US customs officials seize products 'made of human hair from Uighurs in camps'

Uighurs have been placed in 're-education' camps - REUTERS/Huseyin Aldemir/File Photo
Uighurs have been placed in 're-education' camps - REUTERS/Huseyin Aldemir/File Photo

Federal authorities in New York on Wednesday seized a shipment of weaves and other beauty accessories suspected to be made out of human hair taken from people locked inside a Chinese internment camp.

US Customs and Border Protection officials told The Associated Press that 13 tons (11.8 metric tonnes) of hair products worth an estimated $800,000 were in the shipment.

"The production of these goods constitutes a very serious human rights violation, and the detention order is intended to send a clear and direct message to all entities seeking to do business with the United States that illicit and inhumane practices will not be tolerated in US supply chains," said Brenda Smith, executive assistant commissioner of CBP's Office of Trade.

This is the second time this year that CBP has slapped one of its rare detention orders on shipments of hair weaves from China, based on suspicions that people making them face human rights abuses.

The orders are used to hold shipping containers at the US ports of entry until the agency can investigate claims of wrongdoing.

Rushan Abbas, a Uighur American activist whose sister, a medical doctor, went missing in China almost two years ago and is believed to be locked in a detention camp, said women who use hair weaves should think about who might be making them.

"This is so heartbreaking for us," she said. "I want people to think about the slavery people are experiencing today.
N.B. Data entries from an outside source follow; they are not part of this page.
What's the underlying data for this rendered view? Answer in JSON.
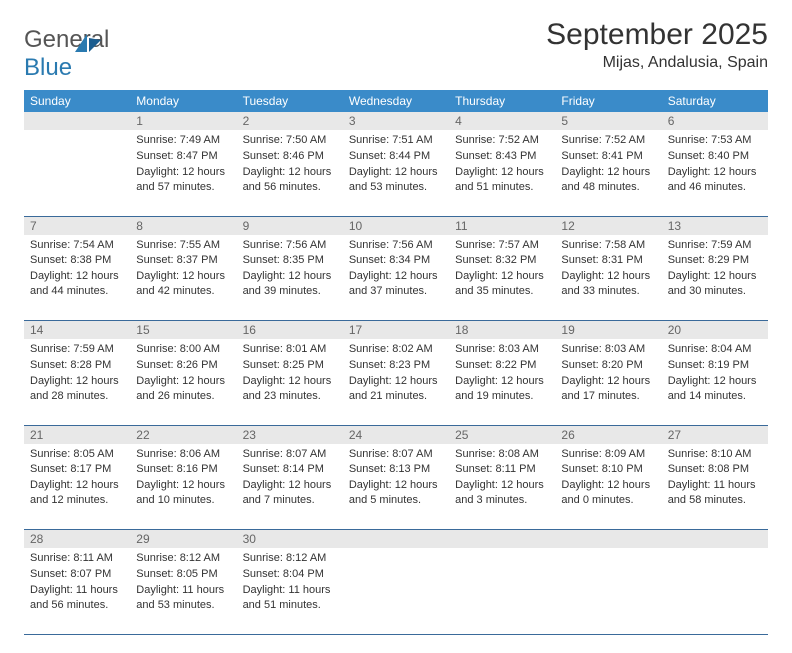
{
  "logo": {
    "top": "General",
    "bottom": "Blue"
  },
  "title": "September 2025",
  "location": "Mijas, Andalusia, Spain",
  "colors": {
    "header_bg": "#3a8bc9",
    "header_text": "#ffffff",
    "daynum_bg": "#e8e8e8",
    "daynum_text": "#666666",
    "cell_text": "#333333",
    "row_border": "#3a6a9a",
    "logo_blue": "#2a7ab0",
    "logo_gray": "#555555"
  },
  "weekdays": [
    "Sunday",
    "Monday",
    "Tuesday",
    "Wednesday",
    "Thursday",
    "Friday",
    "Saturday"
  ],
  "weeks": [
    {
      "days": [
        {
          "num": "",
          "sunrise": "",
          "sunset": "",
          "daylight": ""
        },
        {
          "num": "1",
          "sunrise": "Sunrise: 7:49 AM",
          "sunset": "Sunset: 8:47 PM",
          "daylight": "Daylight: 12 hours and 57 minutes."
        },
        {
          "num": "2",
          "sunrise": "Sunrise: 7:50 AM",
          "sunset": "Sunset: 8:46 PM",
          "daylight": "Daylight: 12 hours and 56 minutes."
        },
        {
          "num": "3",
          "sunrise": "Sunrise: 7:51 AM",
          "sunset": "Sunset: 8:44 PM",
          "daylight": "Daylight: 12 hours and 53 minutes."
        },
        {
          "num": "4",
          "sunrise": "Sunrise: 7:52 AM",
          "sunset": "Sunset: 8:43 PM",
          "daylight": "Daylight: 12 hours and 51 minutes."
        },
        {
          "num": "5",
          "sunrise": "Sunrise: 7:52 AM",
          "sunset": "Sunset: 8:41 PM",
          "daylight": "Daylight: 12 hours and 48 minutes."
        },
        {
          "num": "6",
          "sunrise": "Sunrise: 7:53 AM",
          "sunset": "Sunset: 8:40 PM",
          "daylight": "Daylight: 12 hours and 46 minutes."
        }
      ]
    },
    {
      "days": [
        {
          "num": "7",
          "sunrise": "Sunrise: 7:54 AM",
          "sunset": "Sunset: 8:38 PM",
          "daylight": "Daylight: 12 hours and 44 minutes."
        },
        {
          "num": "8",
          "sunrise": "Sunrise: 7:55 AM",
          "sunset": "Sunset: 8:37 PM",
          "daylight": "Daylight: 12 hours and 42 minutes."
        },
        {
          "num": "9",
          "sunrise": "Sunrise: 7:56 AM",
          "sunset": "Sunset: 8:35 PM",
          "daylight": "Daylight: 12 hours and 39 minutes."
        },
        {
          "num": "10",
          "sunrise": "Sunrise: 7:56 AM",
          "sunset": "Sunset: 8:34 PM",
          "daylight": "Daylight: 12 hours and 37 minutes."
        },
        {
          "num": "11",
          "sunrise": "Sunrise: 7:57 AM",
          "sunset": "Sunset: 8:32 PM",
          "daylight": "Daylight: 12 hours and 35 minutes."
        },
        {
          "num": "12",
          "sunrise": "Sunrise: 7:58 AM",
          "sunset": "Sunset: 8:31 PM",
          "daylight": "Daylight: 12 hours and 33 minutes."
        },
        {
          "num": "13",
          "sunrise": "Sunrise: 7:59 AM",
          "sunset": "Sunset: 8:29 PM",
          "daylight": "Daylight: 12 hours and 30 minutes."
        }
      ]
    },
    {
      "days": [
        {
          "num": "14",
          "sunrise": "Sunrise: 7:59 AM",
          "sunset": "Sunset: 8:28 PM",
          "daylight": "Daylight: 12 hours and 28 minutes."
        },
        {
          "num": "15",
          "sunrise": "Sunrise: 8:00 AM",
          "sunset": "Sunset: 8:26 PM",
          "daylight": "Daylight: 12 hours and 26 minutes."
        },
        {
          "num": "16",
          "sunrise": "Sunrise: 8:01 AM",
          "sunset": "Sunset: 8:25 PM",
          "daylight": "Daylight: 12 hours and 23 minutes."
        },
        {
          "num": "17",
          "sunrise": "Sunrise: 8:02 AM",
          "sunset": "Sunset: 8:23 PM",
          "daylight": "Daylight: 12 hours and 21 minutes."
        },
        {
          "num": "18",
          "sunrise": "Sunrise: 8:03 AM",
          "sunset": "Sunset: 8:22 PM",
          "daylight": "Daylight: 12 hours and 19 minutes."
        },
        {
          "num": "19",
          "sunrise": "Sunrise: 8:03 AM",
          "sunset": "Sunset: 8:20 PM",
          "daylight": "Daylight: 12 hours and 17 minutes."
        },
        {
          "num": "20",
          "sunrise": "Sunrise: 8:04 AM",
          "sunset": "Sunset: 8:19 PM",
          "daylight": "Daylight: 12 hours and 14 minutes."
        }
      ]
    },
    {
      "days": [
        {
          "num": "21",
          "sunrise": "Sunrise: 8:05 AM",
          "sunset": "Sunset: 8:17 PM",
          "daylight": "Daylight: 12 hours and 12 minutes."
        },
        {
          "num": "22",
          "sunrise": "Sunrise: 8:06 AM",
          "sunset": "Sunset: 8:16 PM",
          "daylight": "Daylight: 12 hours and 10 minutes."
        },
        {
          "num": "23",
          "sunrise": "Sunrise: 8:07 AM",
          "sunset": "Sunset: 8:14 PM",
          "daylight": "Daylight: 12 hours and 7 minutes."
        },
        {
          "num": "24",
          "sunrise": "Sunrise: 8:07 AM",
          "sunset": "Sunset: 8:13 PM",
          "daylight": "Daylight: 12 hours and 5 minutes."
        },
        {
          "num": "25",
          "sunrise": "Sunrise: 8:08 AM",
          "sunset": "Sunset: 8:11 PM",
          "daylight": "Daylight: 12 hours and 3 minutes."
        },
        {
          "num": "26",
          "sunrise": "Sunrise: 8:09 AM",
          "sunset": "Sunset: 8:10 PM",
          "daylight": "Daylight: 12 hours and 0 minutes."
        },
        {
          "num": "27",
          "sunrise": "Sunrise: 8:10 AM",
          "sunset": "Sunset: 8:08 PM",
          "daylight": "Daylight: 11 hours and 58 minutes."
        }
      ]
    },
    {
      "days": [
        {
          "num": "28",
          "sunrise": "Sunrise: 8:11 AM",
          "sunset": "Sunset: 8:07 PM",
          "daylight": "Daylight: 11 hours and 56 minutes."
        },
        {
          "num": "29",
          "sunrise": "Sunrise: 8:12 AM",
          "sunset": "Sunset: 8:05 PM",
          "daylight": "Daylight: 11 hours and 53 minutes."
        },
        {
          "num": "30",
          "sunrise": "Sunrise: 8:12 AM",
          "sunset": "Sunset: 8:04 PM",
          "daylight": "Daylight: 11 hours and 51 minutes."
        },
        {
          "num": "",
          "sunrise": "",
          "sunset": "",
          "daylight": ""
        },
        {
          "num": "",
          "sunrise": "",
          "sunset": "",
          "daylight": ""
        },
        {
          "num": "",
          "sunrise": "",
          "sunset": "",
          "daylight": ""
        },
        {
          "num": "",
          "sunrise": "",
          "sunset": "",
          "daylight": ""
        }
      ]
    }
  ]
}
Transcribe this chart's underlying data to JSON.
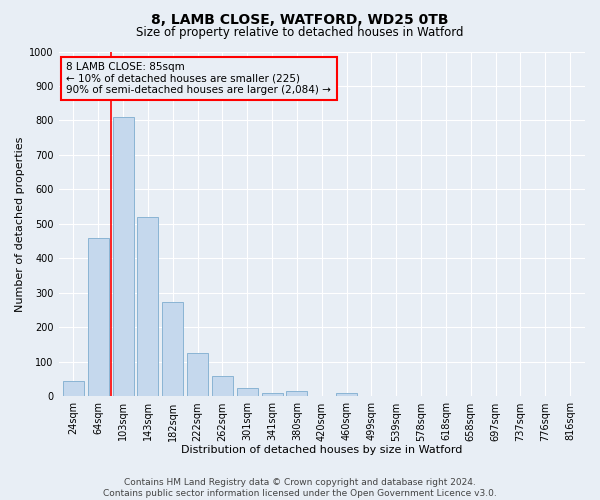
{
  "title": "8, LAMB CLOSE, WATFORD, WD25 0TB",
  "subtitle": "Size of property relative to detached houses in Watford",
  "xlabel": "Distribution of detached houses by size in Watford",
  "ylabel": "Number of detached properties",
  "bar_color": "#c5d8ed",
  "bar_edge_color": "#8ab4d4",
  "categories": [
    "24sqm",
    "64sqm",
    "103sqm",
    "143sqm",
    "182sqm",
    "222sqm",
    "262sqm",
    "301sqm",
    "341sqm",
    "380sqm",
    "420sqm",
    "460sqm",
    "499sqm",
    "539sqm",
    "578sqm",
    "618sqm",
    "658sqm",
    "697sqm",
    "737sqm",
    "776sqm",
    "816sqm"
  ],
  "values": [
    46,
    460,
    810,
    520,
    275,
    125,
    60,
    25,
    10,
    15,
    0,
    10,
    0,
    0,
    0,
    0,
    0,
    0,
    0,
    0,
    0
  ],
  "ylim": [
    0,
    1000
  ],
  "yticks": [
    0,
    100,
    200,
    300,
    400,
    500,
    600,
    700,
    800,
    900,
    1000
  ],
  "red_line_x": 1.5,
  "annotation_text": "8 LAMB CLOSE: 85sqm\n← 10% of detached houses are smaller (225)\n90% of semi-detached houses are larger (2,084) →",
  "footer_line1": "Contains HM Land Registry data © Crown copyright and database right 2024.",
  "footer_line2": "Contains public sector information licensed under the Open Government Licence v3.0.",
  "bg_color": "#e8eef5",
  "plot_bg_color": "#e8eef5",
  "grid_color": "#ffffff",
  "title_fontsize": 10,
  "subtitle_fontsize": 8.5,
  "axis_label_fontsize": 8,
  "tick_fontsize": 7,
  "footer_fontsize": 6.5,
  "annotation_fontsize": 7.5
}
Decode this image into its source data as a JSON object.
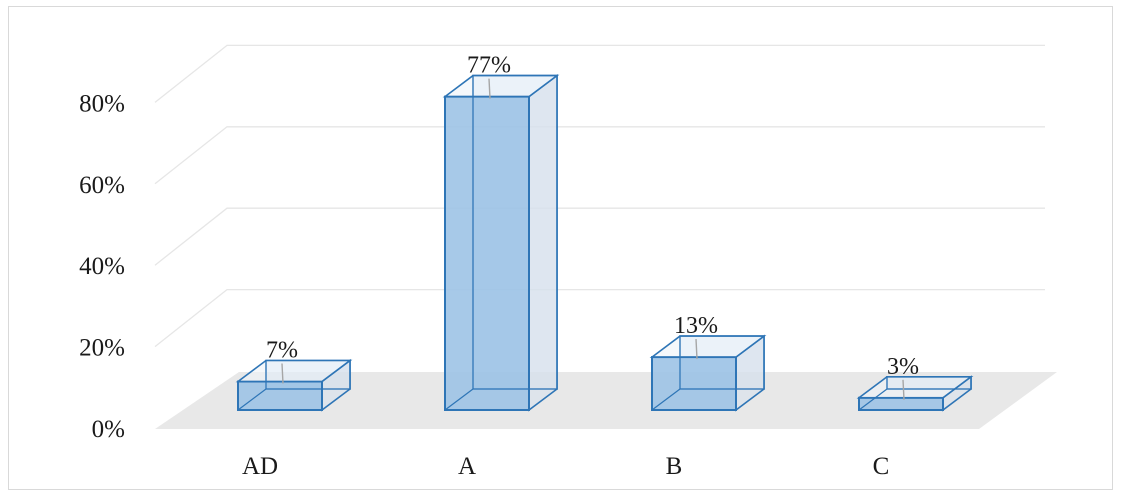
{
  "chart_data": {
    "type": "bar",
    "style": "3d-clustered-column",
    "categories": [
      "AD",
      "A",
      "B",
      "C"
    ],
    "values": [
      7,
      77,
      13,
      3
    ],
    "data_labels": [
      "7%",
      "77%",
      "13%",
      "3%"
    ],
    "y_ticks": [
      "0%",
      "20%",
      "40%",
      "60%",
      "80%"
    ],
    "ylim": [
      0,
      80
    ],
    "grid": true,
    "title": "",
    "xlabel": "",
    "ylabel": "",
    "colors": {
      "bar_fill": "#9dc3e6",
      "bar_stroke": "#2e75b6",
      "floor": "#e8e8e8",
      "grid": "#e6e6e6",
      "leader": "#a6a6a6"
    }
  }
}
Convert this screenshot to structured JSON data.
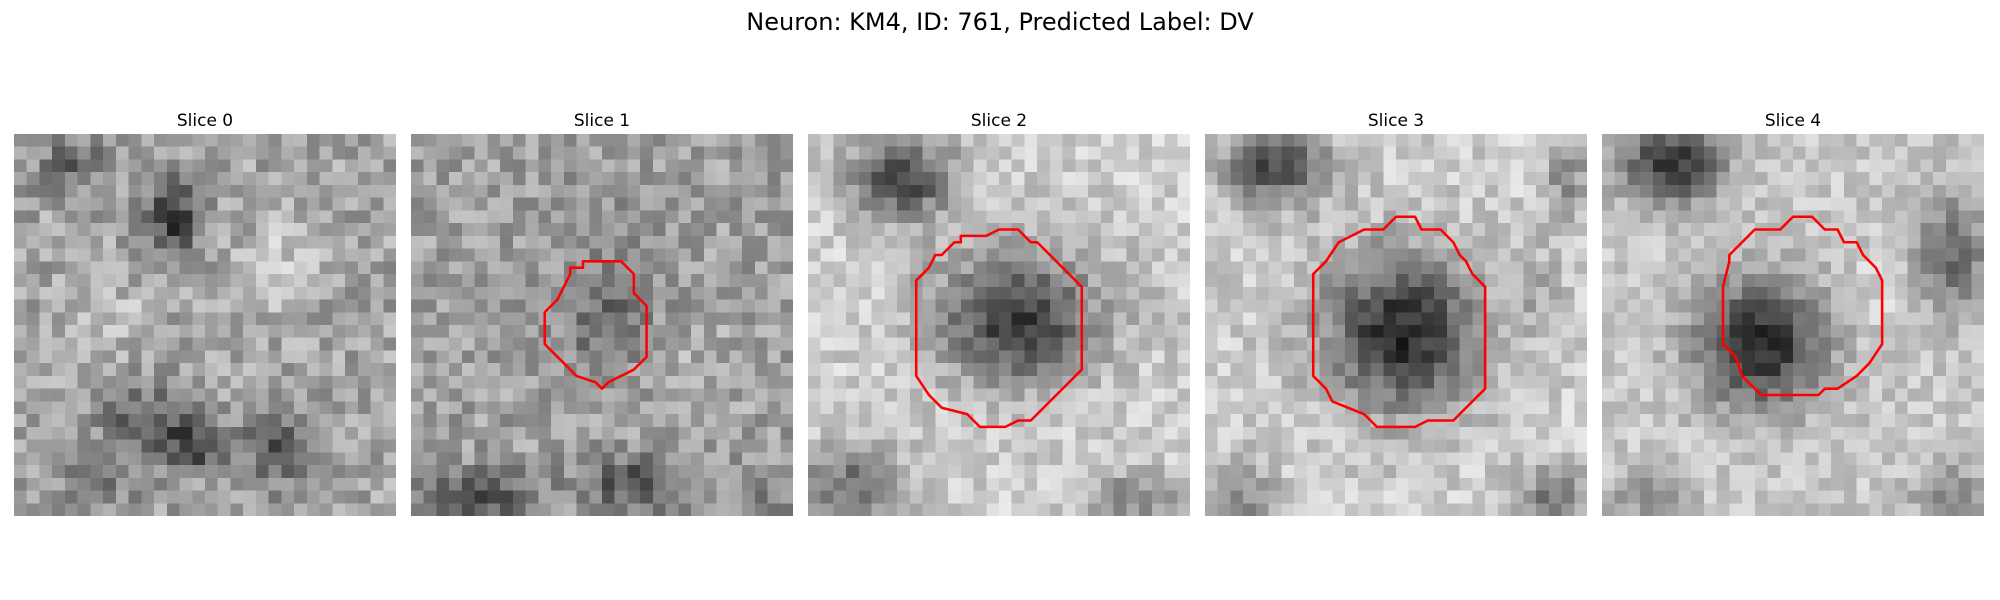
{
  "figure": {
    "title": "Neuron: KM4, ID: 761, Predicted Label: DV"
  },
  "panels": [
    {
      "title": "Slice 0",
      "has_contour": false
    },
    {
      "title": "Slice 1",
      "has_contour": true
    },
    {
      "title": "Slice 2",
      "has_contour": true
    },
    {
      "title": "Slice 3",
      "has_contour": true
    },
    {
      "title": "Slice 4",
      "has_contour": true
    }
  ],
  "style": {
    "contour_color": "#ff0000",
    "colormap": "grayscale"
  }
}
My sister is sitting somewhere being forced to make what, hair pieces?"

Exporters of both shipments are in China's far west Xinjiang region, where, over the past four years, the government has detained an estimated 1 million or more ethnic Turkic minorities.

The ethnic minorities are held in internment camps and prisons where they are subjected to ideological discipline, forced to denounce their religion and language and physically abused.

China has long suspected the Uighurs, who are mostly Muslim, of harboring separatist tendencies because of their distinct culture, language and religion.

Reports by the AP and other news organisations have repeatedly found that people inside the internment camps and prisons, which activists call "black factories," are making sportswear and other apparel for popular US brands.